Death is God’s way of saying, ‘Hey, you’re not alive any more.’
Q. What do Ethiopians and Yoko Ono have in common? A. They both live off dead Beatles.
What's worse than finding a dead baby on your pillow in the morning? Realizing you were drunk and made love to it the night before.
Awwww, kids. They blow up so fast... Get it, kids grow up so fast.
Q: What was Hitler's favorite toy as a kid? A: An Easy-Bake Oven.
A cab driver reaches the pearly gates. St. Peter looks him up in his Big Book and tells him to pick up a gold staff and a silk robe and proceed into Heaven.
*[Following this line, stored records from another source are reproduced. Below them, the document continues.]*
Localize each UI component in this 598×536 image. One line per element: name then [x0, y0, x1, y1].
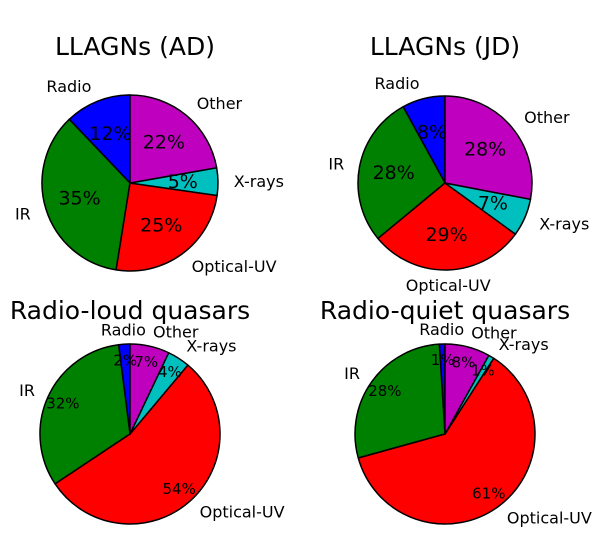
percent-label-optical-uv: 61%: [472, 484, 505, 502]
wedge-other: [129, 94, 218, 184]
category-label-optical-uv: Optical-UV: [200, 502, 285, 521]
percent-label-other: 8%: [452, 354, 476, 372]
category-label-ir: IR: [344, 364, 360, 383]
pie-chart-2: LLAGNs (JD) 8% Radio 28% IR 29% Optical-UV 7% X-…: [328, 32, 589, 295]
pie-labels: 12% Radio 35% IR 25% Optical-UV 5% X-rays 22% Oth…: [15, 77, 284, 276]
percent-label-other: 28%: [464, 139, 506, 161]
pie-wedges: [41, 94, 219, 272]
category-label-x-rays: X-rays: [186, 337, 236, 356]
wedge-other: [444, 95, 533, 201]
percent-label-optical-uv: 25%: [140, 215, 182, 237]
percent-label-ir: 32%: [46, 394, 79, 412]
chart-title: LLAGNs (AD): [55, 32, 215, 61]
category-label-x-rays: X-rays: [539, 214, 589, 233]
category-label-optical-uv: Optical-UV: [192, 257, 277, 276]
percent-label-radio: 1%: [431, 351, 455, 369]
wedge-optical-uv: [115, 182, 218, 272]
wedge-ir: [39, 343, 131, 485]
percent-label-x-rays: 7%: [478, 193, 508, 215]
category-label-x-rays: X-rays: [234, 172, 284, 191]
pie-chart-4: Radio-quiet quasars 1% Radio 28% IR 61%Optica…: [320, 296, 592, 528]
category-label-radio: Radio: [419, 320, 464, 339]
category-label-radio: Radio: [375, 74, 420, 93]
category-label-optical-uv: Optical-UV: [507, 509, 592, 528]
wedge-optical-uv: [357, 357, 536, 525]
category-label-other: Other: [197, 94, 243, 113]
pie-wedges: [354, 343, 536, 525]
percent-label-radio: 8%: [417, 121, 447, 143]
wedge-other: [129, 343, 170, 435]
pie-chart-3: Radio-loud quasars 2% Radio 32% IR 54%Optical…: [10, 296, 285, 525]
percent-label-radio: 2%: [113, 351, 137, 369]
percent-label-other: 7%: [134, 353, 158, 371]
category-label-optical-uv: Optical-UV: [406, 276, 491, 295]
category-label-ir: IR: [15, 204, 31, 223]
category-label-ir: IR: [19, 381, 35, 400]
category-label-ir: IR: [328, 154, 344, 173]
category-label-radio: Radio: [46, 77, 91, 96]
category-label-other: Other: [524, 108, 570, 127]
wedge-ir: [354, 343, 446, 459]
category-label-other: Other: [471, 323, 517, 342]
pie-chart-1: LLAGNs (AD) 12% Radio 35% IR 25% Optical-UV 5% X…: [15, 32, 284, 276]
wedge-optical-uv: [54, 364, 221, 525]
wedge-other: [444, 343, 490, 435]
percent-label-x-rays: 4%: [158, 363, 182, 381]
percent-label-ir: 35%: [58, 188, 100, 210]
wedge-ir: [41, 118, 131, 271]
wedge-optical-uv: [377, 182, 517, 271]
chart-title: Radio-loud quasars: [10, 296, 250, 325]
pie-labels: 8% Radio 28% IR 29% Optical-UV 7% X-rays 28% Othe…: [328, 74, 589, 295]
pie-wedges: [357, 95, 533, 271]
percent-label-x-rays: 1%: [471, 362, 495, 380]
wedge-ir: [357, 106, 446, 240]
percent-label-optical-uv: 29%: [425, 224, 467, 246]
percent-label-ir: 28%: [368, 382, 401, 400]
percent-label-x-rays: 5%: [168, 171, 198, 193]
percent-label-optical-uv: 54%: [163, 480, 196, 498]
wedge-radio: [68, 94, 131, 184]
pie-labels: 2% Radio 32% IR 54%Optical-UV 4%X-rays 7% Other: [19, 320, 284, 521]
category-label-other: Other: [153, 323, 199, 342]
pie-wedges: [39, 343, 221, 525]
category-label-x-rays: X-rays: [499, 335, 549, 354]
percent-label-ir: 28%: [373, 162, 415, 184]
chart-title: LLAGNs (JD): [370, 32, 520, 61]
percent-label-radio: 12%: [89, 123, 131, 145]
percent-label-other: 22%: [143, 132, 185, 154]
category-label-radio: Radio: [101, 320, 146, 339]
chart-title: Radio-quiet quasars: [320, 296, 570, 325]
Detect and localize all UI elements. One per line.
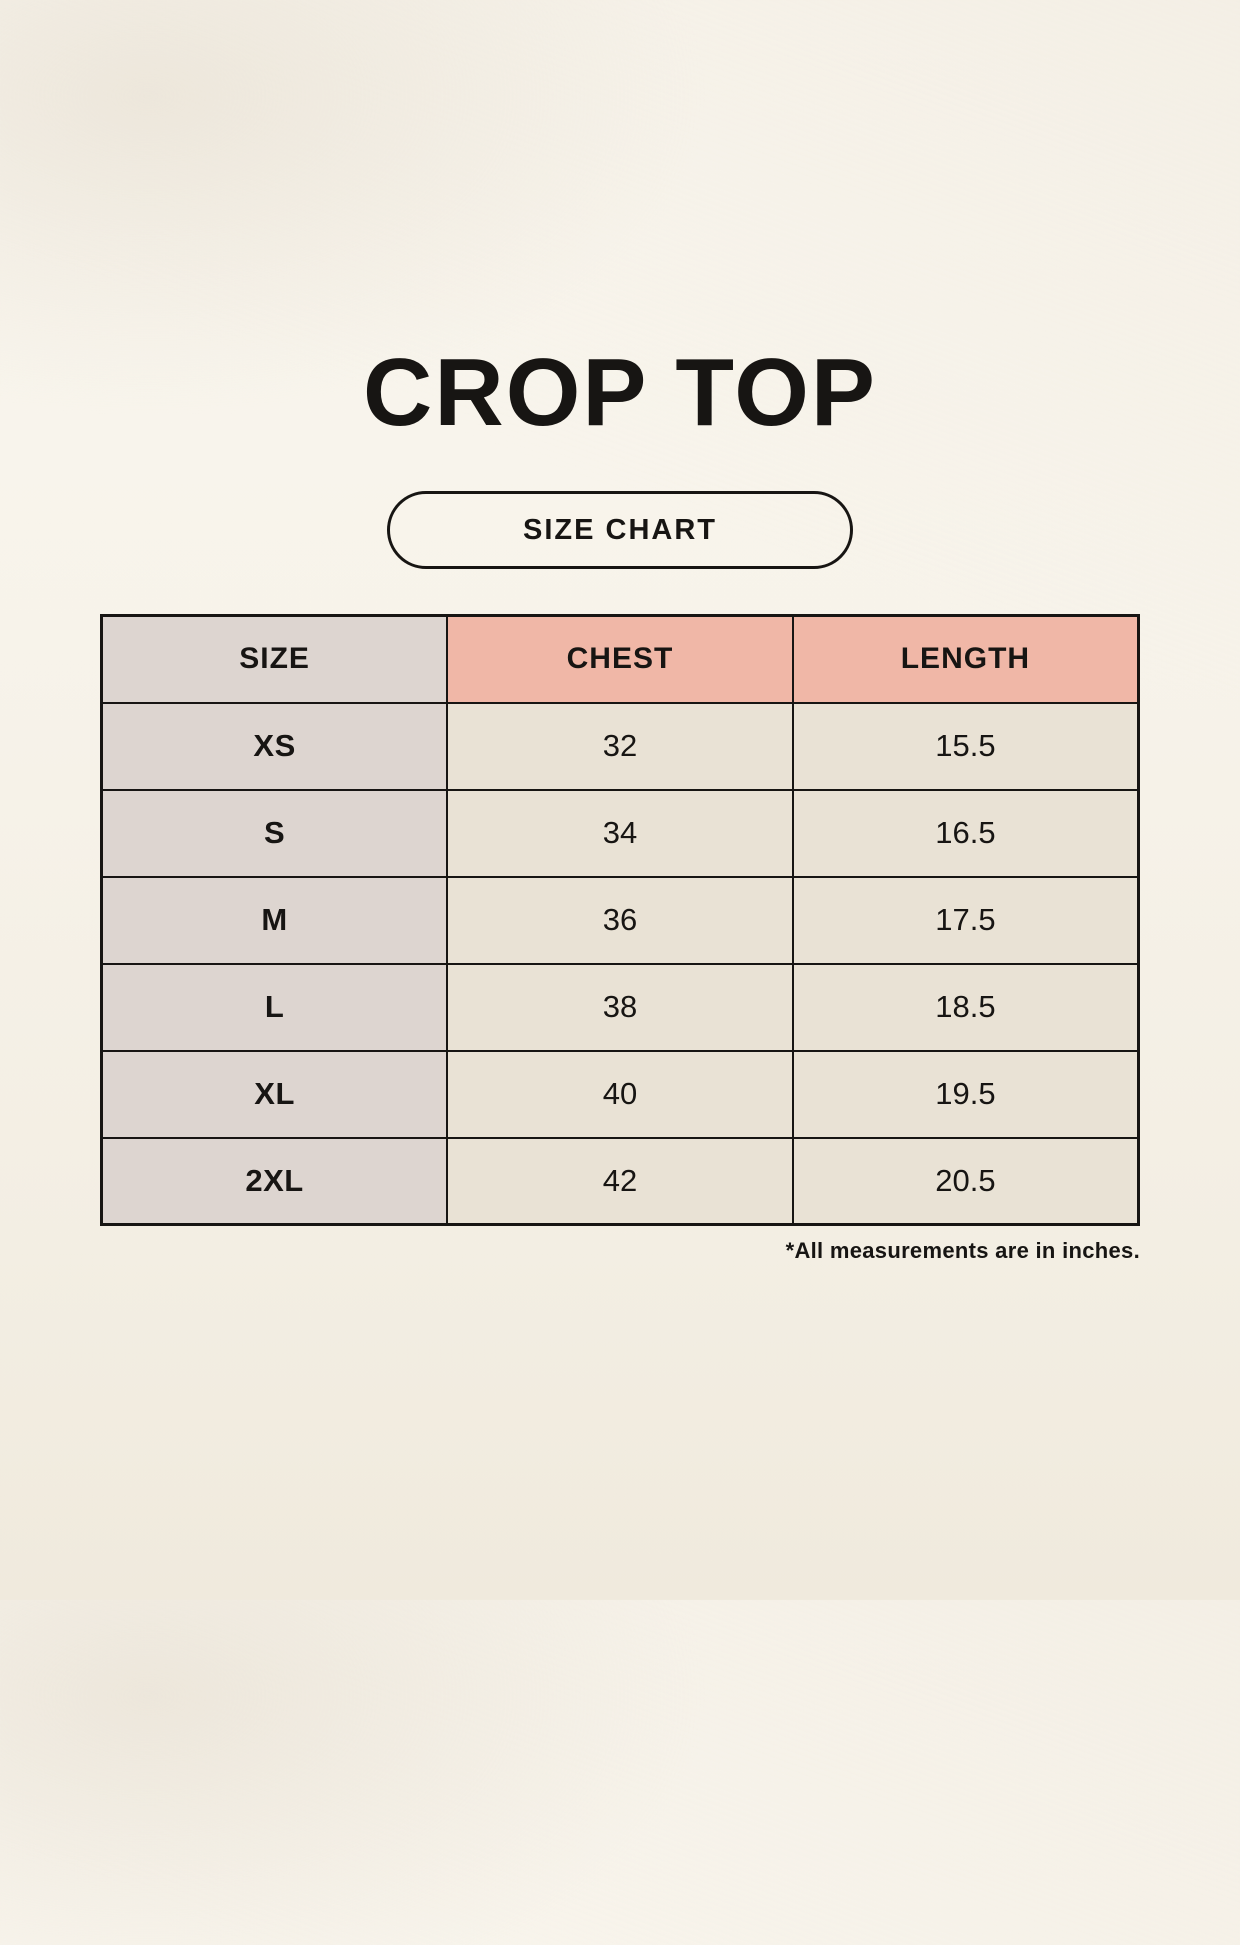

Next in line is a preacher. St. Peter looks him up in his Big Book, furrows his brow and says, "OK, we'll let you in, but take that cloth robe and wooden staff." The preacher is shocked and replies, "But I am a man of the cloth. You gave that cab driver a gold staff and a silk robe. Surely I rate higher than a cabbie!" St. Peter responds matter-of-factly, "This is Heaven and up here, we are interested in results. When you preached, people slept. When the cabbie drove his taxi, people prayed."
My previous girlfriend had this weird sleeping disorder - in the middle of every night she would wake up and suck my dick. No wonder her dad did not want her to move out.
Q. Which famous celebrity has had the most children over the last 10 years? A. Michael Jackson
Who are the fastest readers in the world? 9/11 victims. They went through 87 stories in 10 seconds.
What is the difference between turkey and mother-in-law? There is no difference: both are the best when they are cold on the table.
Granny congratulates Johny to his birthday and tells him: "May you live so many years, how many steps you made to the church during these years!" Suddenly appears the Death and tells Johny: "Have you heard your Granny's wish? So, pack up your suitcases, tomorrow you'll finally go with me, mac! Those 4 steps will not save ya!"